The results of the C4.5 decision tree algorithm suggest that by adding the 12 disease attributes to the analysis, the precision improved almost 5% from 74.90% to 79.80%. The recall rate also improved significantly, from 70.80% to 78.80%. The other three performance measurements, namely, F-measure, ROC area, and PRC area, also improved, as shown in
Table 6 and
Figure 3. These data can assist medical personnel in recognizing the workings of the system for the prognosis of RCC patients. As such, medical personnel can recognize the result and intervene in the structure of the resulting decision tree. Future studies can also be conducted to assist with the interpretation of patient data in order to facilitate high rates of true positive and negative results.
Schönhofer, et al. (2002) found age to be associated with increased mortality in ventilated patients [
31], i.e., ventilator-dependent patients older than 80 usually experience extremely poor medical outcomes. Our study, however, showed that age is not a risk factor related to the medical result of RCC patients; consequently, higher age was not definitely found to be associated with worse health statuses. As such, there may be other factors related to the medical outcomes of RCC patients, and thus, more research is needed to explore the effect of age on the prognosis of RCC patients.

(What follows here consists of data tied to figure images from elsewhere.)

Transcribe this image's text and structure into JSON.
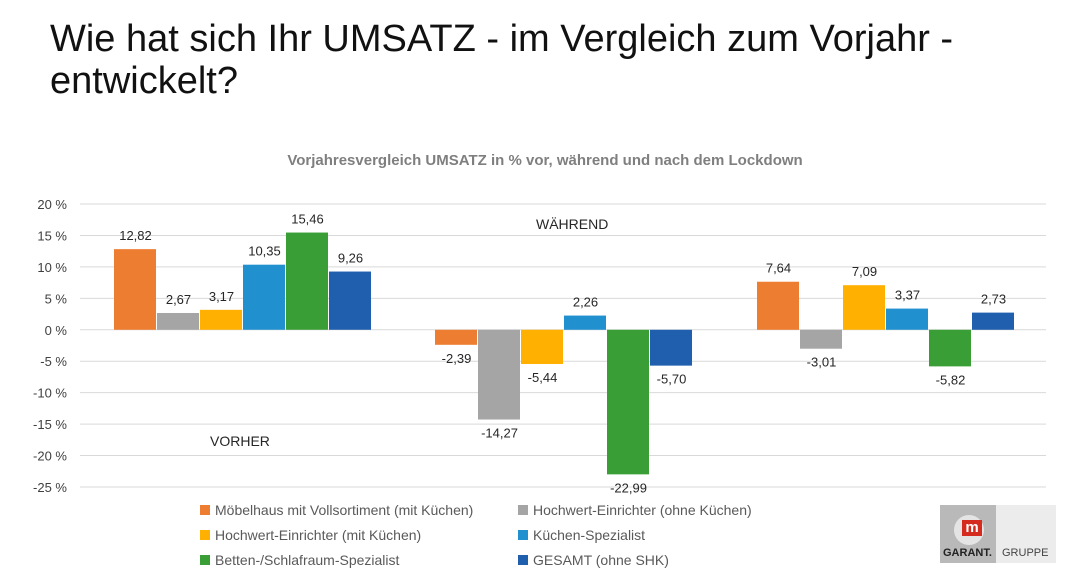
{
  "title": {
    "line1": "Wie hat sich Ihr UMSATZ - im Vergleich zum Vorjahr -",
    "line2": "entwickelt?"
  },
  "logo": {
    "brand": "GARANT.",
    "suffix": "GRUPPE",
    "mark": "m"
  },
  "chart_data": {
    "type": "bar",
    "title": "Vorjahresvergleich UMSATZ in % vor, während und nach dem Lockdown",
    "xlabel": "",
    "ylabel": "",
    "ylim": [
      -25,
      20
    ],
    "yticks": [
      20,
      15,
      10,
      5,
      0,
      -5,
      -10,
      -15,
      -20,
      -25
    ],
    "ytick_labels": [
      "20 %",
      "15 %",
      "10 %",
      "5 %",
      "0 %",
      "-5 %",
      "-10 %",
      "-15 %",
      "-20 %",
      "-25 %"
    ],
    "grid": true,
    "legend_position": "bottom",
    "annotations": [
      "VORHER",
      "WÄHREND"
    ],
    "series": [
      {
        "name": "Möbelhaus mit Vollsortiment (mit Küchen)",
        "color": "#ED7D31",
        "values": [
          12.82,
          -2.39,
          7.64
        ],
        "labels": [
          "12,82",
          "-2,39",
          "7,64"
        ]
      },
      {
        "name": "Hochwert-Einrichter (ohne Küchen)",
        "color": "#A5A5A5",
        "values": [
          2.67,
          -14.27,
          -3.01
        ],
        "labels": [
          "2,67",
          "-14,27",
          "-3,01"
        ]
      },
      {
        "name": "Hochwert-Einrichter (mit Küchen)",
        "color": "#FFB000",
        "values": [
          3.17,
          -5.44,
          7.09
        ],
        "labels": [
          "3,17",
          "-5,44",
          "7,09"
        ]
      },
      {
        "name": "Küchen-Spezialist",
        "color": "#2190CF",
        "values": [
          10.35,
          2.26,
          3.37
        ],
        "labels": [
          "10,35",
          "2,26",
          "3,37"
        ]
      },
      {
        "name": "Betten-/Schlafraum-Spezialist",
        "color": "#3A9E37",
        "values": [
          15.46,
          -22.99,
          -5.82
        ],
        "labels": [
          "15,46",
          "-22,99",
          "-5,82"
        ]
      },
      {
        "name": "GESAMT (ohne SHK)",
        "color": "#1F5FAE",
        "values": [
          9.26,
          -5.7,
          2.73
        ],
        "labels": [
          "9,26",
          "-5,70",
          "2,73"
        ]
      }
    ]
  }
}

As with all research, our study has limitations. One is that the study employed a cross-sectional design. As such, the effect of factors related to RCC patients’ medical outcomes needs further examination in that the study sample originated from one metropolitan–regional hospital in central Taiwan, and thus, the findings may not be generalizable to RCC patients throughout Taiwan. Another weakness is the small case number of some categories used to evaluate the relationship between the variables. Despite these weaknesses, our study contributes to the literature in that it explored the relationship between the medical outcomes’ distribution and health issues such as APACHE II scores and BMI status levels, as admission sources for RCC patients in Taiwan.